Now 34, his nameless narrator has switched careers, becoming an all-purpose hack who writes PR brochures and restaurant reviews. Early on, he admits that what he does is 'shovel cultural snow', not the most creative or meaningful of tasks perhaps but 'you do it because you have to, not because it's fun'. 'Waste,' he adds cynically, 'is the highest virtue one can achieve in advanced capitalist society.' At night, he is haunted by the image of Kiki, the call girl with the beautiful ears and extra-sensory powers who took him on the wild sheep chase to the run-down Dolphin Hotel, then promptly disappeared.

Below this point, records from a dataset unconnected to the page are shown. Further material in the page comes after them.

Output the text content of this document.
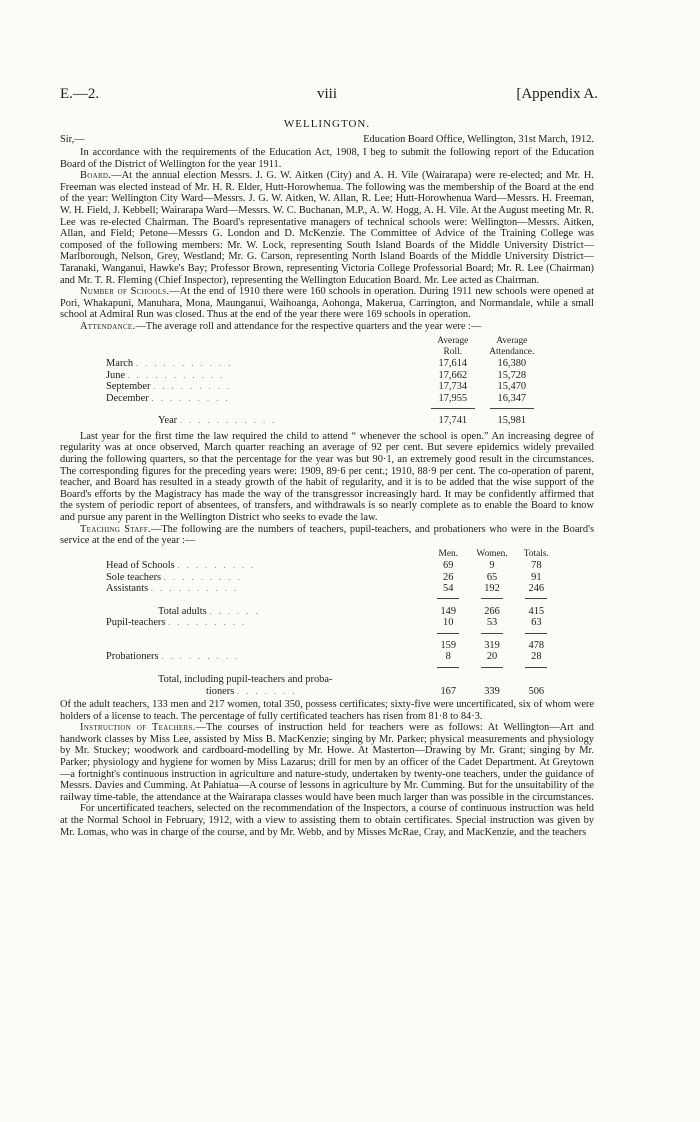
E.—2.	viii	[Appendix A.
WELLINGTON.
Sir,—	Education Board Office, Wellington, 31st March, 1912.

In accordance with the requirements of the Education Act, 1908, I beg to submit the following report of the Education Board of the District of Wellington for the year 1911.

Board.—At the annual election Messrs. J. G. W. Aitken (City) and A. H. Vile (Wairarapa) were re-elected; and Mr. H. Freeman was elected instead of Mr. H. R. Elder, Hutt-Horowhenua. The following was the membership of the Board at the end of the year: Wellington City Ward—Messrs. J. G. W. Aitken, W. Allan, R. Lee; Hutt-Horowhenua Ward—Messrs. H. Freeman, W. H. Field, J. Kebbell; Wairarapa Ward—Messrs. W. C. Buchanan, M.P., A. W. Hogg, A. H. Vile. At the August meeting Mr. R. Lee was re-elected Chairman. The Board's representative managers of technical schools were: Wellington—Messrs. Aitken, Allan, and Field; Petone—Messrs G. London and D. McKenzie. The Committee of Advice of the Training College was composed of the following members: Mr. W. Lock, representing South Island Boards of the Middle University District—Marlborough, Nelson, Grey, Westland; Mr. G. Carson, representing North Island Boards of the Middle University District—Taranaki, Wanganui, Hawke's Bay; Professor Brown, representing Victoria College Professorial Board; Mr. R. Lee (Chairman) and Mr. T. R. Fleming (Chief Inspector), representing the Wellington Education Board. Mr. Lee acted as Chairman.

Number of Schools.—At the end of 1910 there were 160 schools in operation. During 1911 new schools were opened at Pori, Whakapuni, Manuhara, Mona, Maunganui, Waihoanga, Aohonga, Makerua, Carrington, and Normandale, while a small school at Admiral Run was closed. Thus at the end of the year there were 169 schools in operation.

Attendance.—The average roll and attendance for the respective quarters and the year were :—

	Average Roll.	Average Attendance.
March ...........	17,614	16,380
June ...........	17,662	15,728
September .........	17,734	15,470
December .........	17,955	16,347

Year ...........	17,741	15,981

Last year for the first time the law required the child to attend “ whenever the school is open.” An increasing degree of regularity was at once observed, March quarter reaching an average of 92 per cent. But severe epidemics widely prevailed during the following quarters, so that the percentage for the year was but 90·1, an extremely good result in the circumstances. The corresponding figures for the preceding years were: 1909, 89·6 per cent.; 1910, 88·9 per cent. The co-operation of parent, teacher, and Board has resulted in a steady growth of the habit of regularity, and it is to be added that the wise support of the Board's efforts by the Magistracy has made the way of the transgressor increasingly hard. It may be confidently affirmed that the system of periodic report of absentees, of transfers, and withdrawals is so nearly complete as to enable the Board to know and pursue any parent in the Wellington District who seeks to evade the law.

Teaching Staff.—The following are the numbers of teachers, pupil-teachers, and probationers who were in the Board's service at the end of the year :—

	Men.	Women.	Totals.
Head of Schools .........	69	9	78
Sole teachers .........	26	65	91
Assistants ..........	54	192	246

Total adults ......	149	266	415
Pupil-teachers .........	10	53	63

	159	319	478
Probationers .........	8	20	28

Total, including pupil-teachers and proba-			
tioners .......	167	339	506

Of the adult teachers, 133 men and 217 women, total 350, possess certificates; sixty-five were uncertificated, six of whom were holders of a license to teach. The percentage of fully certificated teachers has risen from 81·8 to 84·3.

Instruction of Teachers.—The courses of instruction held for teachers were as follows: At Wellington—Art and handwork classes by Miss Lee, assisted by Miss B. MacKenzie; singing by Mr. Parker; physical measurements and physiology by Mr. Stuckey; woodwork and cardboard-modelling by Mr. Howe. At Masterton—Drawing by Mr. Grant; singing by Mr. Parker; physiology and hygiene for women by Miss Lazarus; drill for men by an officer of the Cadet Department. At Greytown—a fortnight's continuous instruction in agriculture and nature-study, undertaken by twenty-one teachers, under the guidance of Messrs. Davies and Cumming. At Pahiatua—A course of lessons in agriculture by Mr. Cumming. But for the unsuitability of the railway time-table, the attendance at the Wairarapa classes would have been much larger than was possible in the circumstances.

For uncertificated teachers, selected on the recommendation of the Inspectors, a course of continuous instruction was held at the Normal School in February, 1912, with a view to assisting them to obtain certificates. Special instruction was given by Mr. Lomas, who was in charge of the course, and by Mr. Webb, and by Misses McRae, Cray, and MacKenzie, and the teachers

What follows is a bizarre tail-chase that deploys all the genre cliches of the hardboiled American thriller - beautiful, mysterious women, wisecracking detectives, paranoia, murder - with a deadpan, whisky-drinking narrator who has the gum of American popular culture so firmly stuck to his shoe that at times you have to do a double take to remind yourself that this is Tokyo rather than LA. Whether this is parody or pastiche is anyone's guess - Murakami, who in another life translates Chandler, Vonnegut and John Irving into Japanese, plays his slippery philosophical cards close to his chest. In the course of an entertaining adventure that takes us to the frozen north of Japan, to Hawaii and to the dark, damp corners of the imagination, Murakami's more or less unreliable narrator treats us to a downbeat commentary on consumerism and the Japanese work ethic, and to a smattering of pretty good jokes.

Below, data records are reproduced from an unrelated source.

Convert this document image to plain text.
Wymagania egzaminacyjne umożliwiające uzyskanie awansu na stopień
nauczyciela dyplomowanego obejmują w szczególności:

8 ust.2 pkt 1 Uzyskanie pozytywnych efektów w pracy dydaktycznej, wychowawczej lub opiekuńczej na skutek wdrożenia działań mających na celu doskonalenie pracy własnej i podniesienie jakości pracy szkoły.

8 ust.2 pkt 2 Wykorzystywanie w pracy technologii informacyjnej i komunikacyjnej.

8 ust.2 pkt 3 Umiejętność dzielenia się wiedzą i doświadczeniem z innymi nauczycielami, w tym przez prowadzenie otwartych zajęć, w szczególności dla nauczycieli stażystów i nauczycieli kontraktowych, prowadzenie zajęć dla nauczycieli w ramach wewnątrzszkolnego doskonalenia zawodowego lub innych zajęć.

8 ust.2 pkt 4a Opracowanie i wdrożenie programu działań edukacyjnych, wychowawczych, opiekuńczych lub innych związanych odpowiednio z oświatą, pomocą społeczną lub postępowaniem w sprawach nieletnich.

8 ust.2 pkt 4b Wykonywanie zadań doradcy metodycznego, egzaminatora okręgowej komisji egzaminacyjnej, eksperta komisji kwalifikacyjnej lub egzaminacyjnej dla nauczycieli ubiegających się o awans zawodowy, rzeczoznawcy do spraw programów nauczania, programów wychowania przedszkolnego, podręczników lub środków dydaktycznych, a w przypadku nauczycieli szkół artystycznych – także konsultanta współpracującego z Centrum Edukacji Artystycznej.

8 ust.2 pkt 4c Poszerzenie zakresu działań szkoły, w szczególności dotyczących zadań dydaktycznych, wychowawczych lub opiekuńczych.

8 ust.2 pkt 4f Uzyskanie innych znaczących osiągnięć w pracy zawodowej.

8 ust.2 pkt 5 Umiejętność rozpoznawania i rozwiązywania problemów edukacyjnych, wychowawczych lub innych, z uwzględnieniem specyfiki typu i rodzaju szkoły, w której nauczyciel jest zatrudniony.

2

Following the logic of his dream, the narrator returns to the gleaming city of Sapporo and the Dolphin Hotel, only to find it transformed into a 'Star Wars high-tech hotel-a-thon' complete with 'smile-trained' receptionists. One of these, the lovely Yumiyoshi, tells him of bizarre goings-on and things that literally go bump in the night. Between visits to Dunkin' Donuts, his investigation brings him into contact with the Sheep Man again, who tells him that 'we're all connected' and that he must 'recover his world'. Ah, so this is a search for identity beyond the glittering surfaces of the post-modern condition? Well, yes and no. His narrator may feel like a 'surrogate Pacman, munching my way through a labyrinth of dotted lines', but Murakami is too self- conscious a writer to admit such easy interpretations.
The narrator finds himself in loco parentis to Yuki (whose name means snow), a stroppy adolescent who, like Kiki, has extra-sensory powers and listens to Duran Duran and Iggy Pop. Her father is a wildly successful but rather pompous novelist whose name is an anagram of Murakami's own. He also hooks up with an old school friend, Gotanda, now a disillusioned film star who once made love to Kiki in one of his many forgettable films. More call girls come and go, until, during an interlude in Hawaii (one of the few times in the book that the narrator devours more sushi than red herrings) the image of Kiki draws him to a room filled with skeletons. People start dying and the tone shifts to one of philosophical inquiry as the narrator admits that 'something is missing. I'm living a normal life, I suppose. I'm dancing. I know the steps and I'm dancing.' Lost in the funhouse of illusion, he decides, like the tramps in Waiting for Godot, simply to wait for reality to present itself.
Reading Dance, Dance, Dance is a bit like being taken blindfold on a joy-ride with a garrulous tour guide disguised as a mage. Surprising, fresh images - schoolgirls have 'rosy red cheeks puffing white breaths you could have written cartoon captions in'; the mix of old and new in Sapporo 'presented an all-too temporary show of coexistence, like the mouth of a child with new teeth coming in' - hold the promise of a profound allegorical destination. But in the end, you step out of the Maserati feeling pleasantly dizzy, only to find that the guide has gone off into a world of his own and you are back where you started.